Thomas Gainsborough, Mr & Mrs Andrews, 1749, Londres, National Gallery

Gainsborough est fasciné par la nature. S’il était né cent ans plus tard, il serait peut-être devenu peintre de paysages. Cependant au XVIIIe siècle, ce type de peinture est peu valorisé et mal payé. Quand il se lance dans la peinture, il opte donc, sans doute un peu par dépit, pour le portrait. Il devient rapidement le portraitiste à la mode de la bourgeoisie et la petite noblesse anglaise, représentant la plus souvent couples et familles au sein de la nature qu’il affectionne tant, alliant ainsi passion et nécessité. Ce tableau peint au tout début de sa carrière – il n’a que 21 ans – est cependant inhabituel. Le format allongé et les personnages rejetés sur le côté gauche laissant une très large place à la nature forment une mise en page originale que le peintre ne renouvellera pas. Le jeune artiste se conformait-il au vœu de ses commanditaires?

Ces derniers, Mr et Mrs Robert Andrews, mariés de fraîche date, posent devant un énorme chêne. Leur propriété, Les Auberies, avec ses champs, ses bois, ses prairies occupe une place plus importante que leur double portrait. Le peintre détaille de façon précise et fidèle les champs de blé, les troupeaux de mouton du riche domaine agricole que possède le jeune couple.

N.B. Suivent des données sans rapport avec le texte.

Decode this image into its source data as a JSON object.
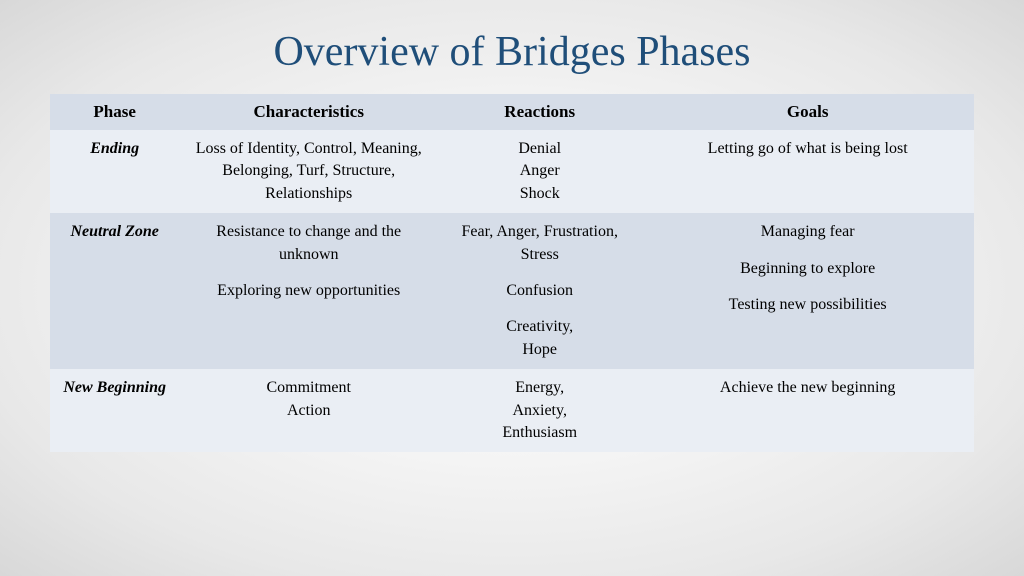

Andrews s’affiche ici clairement comme un représentant de la « landed gentry ». L’air blasé, une jambe croisée devant l’autre, il s’appuie avec nonchalance sur le banc où est assise son épouse. Cette pose décontractée, son habit clair à la mode, son équipement de chasse suggèrent ce juste équilibre entre élégance et décontraction qui caractérise le gentleman.

Détail du paysage

Détail du paysage

Pourtant Andrews n’a pas le sang aussi bleu qui en a l’air. Son père est un riche bourgeois londonien qui fit fortune dans le négoce et l’industrie, acheta des terres et épousa une femme issue de la noblesse campagnarde, rejoignant ainsi grâce à son mariage la classe très enviée des gentlemen anglais. Au milieu du XVIIIe siècle, de nombreux marchands vont comme Andrews devenir propriétaires terriens et mettre en marche la révolution agricole en Angleterre. Ces « hommes d’affaires » devenus « gentlemen farmers » vont en effet bouleverser l’agriculture anglaise en gérant leur domaine agricole comme leurs négoces, c’est-à-dire en cherchant à en tirer le maximum de profits. Il y a dans ce tableau un indice qui nous montre l’appartenance d’Andrews à cette catégorie de propriétaires terriens progressistes : la modeste clôture en bois qui entoure les champs et pâturages. L’ « enclosure » est une innovation récente mise en place par les nouveaux venus qui permet de se libérer du droit ancestral de la vaine pâture. Celui-ci autorisait les paysans pauvres et sans terres à mener paître leur bétail dans les champs moissonnés et freinait la productivité agricole des grandes exploitations car empêchait le labour et la remise en culture immédiate des terres moissonnées.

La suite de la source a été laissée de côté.